Conclusion on acute toxicity

All availabale studies with adequate source substances support the absence of acute toxic effects or a very low potency of acute toxicity. All LD50 values determined are > 2000 mg/kg bw, and no signs of systemic toxicity were observed after either oral or dermal exposure. Moreover, dermal exposure did not result in local skin reactions. Based on these findings, no hazard with respect to acute oral and dermal toxicity is identified for the target substance Isooctadecanoic acid, mixed esters with oxybis[propanediol].
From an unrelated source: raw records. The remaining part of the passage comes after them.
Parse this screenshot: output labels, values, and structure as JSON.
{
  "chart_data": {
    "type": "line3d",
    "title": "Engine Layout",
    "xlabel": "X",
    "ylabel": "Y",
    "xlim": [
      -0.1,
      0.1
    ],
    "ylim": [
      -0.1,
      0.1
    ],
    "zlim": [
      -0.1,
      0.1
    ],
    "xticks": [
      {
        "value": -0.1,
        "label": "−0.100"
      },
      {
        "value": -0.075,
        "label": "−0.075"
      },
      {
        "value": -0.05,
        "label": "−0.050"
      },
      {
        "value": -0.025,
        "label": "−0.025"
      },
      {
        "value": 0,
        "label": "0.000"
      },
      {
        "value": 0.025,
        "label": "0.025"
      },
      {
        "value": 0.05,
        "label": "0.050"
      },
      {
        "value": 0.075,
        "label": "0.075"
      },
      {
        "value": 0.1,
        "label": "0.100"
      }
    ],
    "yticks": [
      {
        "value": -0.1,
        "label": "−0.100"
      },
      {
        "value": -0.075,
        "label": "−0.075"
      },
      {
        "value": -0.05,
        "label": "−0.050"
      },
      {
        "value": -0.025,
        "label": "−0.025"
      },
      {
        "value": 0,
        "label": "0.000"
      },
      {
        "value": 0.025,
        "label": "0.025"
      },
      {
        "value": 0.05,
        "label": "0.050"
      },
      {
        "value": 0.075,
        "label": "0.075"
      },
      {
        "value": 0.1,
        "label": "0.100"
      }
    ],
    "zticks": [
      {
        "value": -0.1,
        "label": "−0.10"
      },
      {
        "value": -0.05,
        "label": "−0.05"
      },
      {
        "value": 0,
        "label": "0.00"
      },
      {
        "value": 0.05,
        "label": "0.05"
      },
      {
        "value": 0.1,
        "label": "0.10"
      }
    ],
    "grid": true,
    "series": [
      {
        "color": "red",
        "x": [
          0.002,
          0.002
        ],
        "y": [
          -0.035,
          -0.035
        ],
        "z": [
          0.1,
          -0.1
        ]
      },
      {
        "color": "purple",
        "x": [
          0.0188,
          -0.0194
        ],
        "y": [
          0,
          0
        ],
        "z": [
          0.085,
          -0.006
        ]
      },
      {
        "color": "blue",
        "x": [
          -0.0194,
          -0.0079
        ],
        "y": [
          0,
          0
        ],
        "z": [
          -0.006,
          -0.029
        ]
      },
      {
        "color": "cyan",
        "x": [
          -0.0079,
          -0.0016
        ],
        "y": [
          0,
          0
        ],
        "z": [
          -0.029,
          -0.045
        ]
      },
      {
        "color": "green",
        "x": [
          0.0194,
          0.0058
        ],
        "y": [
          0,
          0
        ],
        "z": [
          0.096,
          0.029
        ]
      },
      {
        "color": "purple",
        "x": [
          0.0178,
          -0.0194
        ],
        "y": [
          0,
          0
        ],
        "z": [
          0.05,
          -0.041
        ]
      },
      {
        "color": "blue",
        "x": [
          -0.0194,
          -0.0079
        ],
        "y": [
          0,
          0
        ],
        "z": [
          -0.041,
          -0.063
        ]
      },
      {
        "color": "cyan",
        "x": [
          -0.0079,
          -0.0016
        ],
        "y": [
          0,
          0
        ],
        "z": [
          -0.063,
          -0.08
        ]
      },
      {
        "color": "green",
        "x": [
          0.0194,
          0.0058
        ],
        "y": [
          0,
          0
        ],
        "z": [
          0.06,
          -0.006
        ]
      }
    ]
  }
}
Justification for classification or non-classification

According to Article 13 of Regulation (EC) No. 1907/2006 (REACH) information on intrinsic properties of substances may be generated by means other than tests, e.g. using information from structurally related substances (grouping or read-across), provided that conditions set out in Annex XI are met. Annex XI states that “substances whose physicochemical, toxicological and ecotoxicological properties are likely to be similar or follow a regular pattern as a result of structural similarity may be considered as a group, or ‘category’ of substances. This avoids the need to test every substance for every endpoint". Since the read-across concept is applied to the target substance Isooctadecanoic acid, mixed esters with oxybis[propanediol], data gaps can be filled by interpolation from representative structural analogue source substances to avoid unnecessary animal testing.

The read-across concept is also used to derive the classification of the target substance taking the properties of the source substances into account. Based on the read-across concept, all available data on acute oral and dermal toxicity do not meet the classification criteria according to Regulation (EC) No. 1272/2008 (CLP) and are therefore conclusive but not sufficient for classification. No data regarding acute inhalation toxicity are available.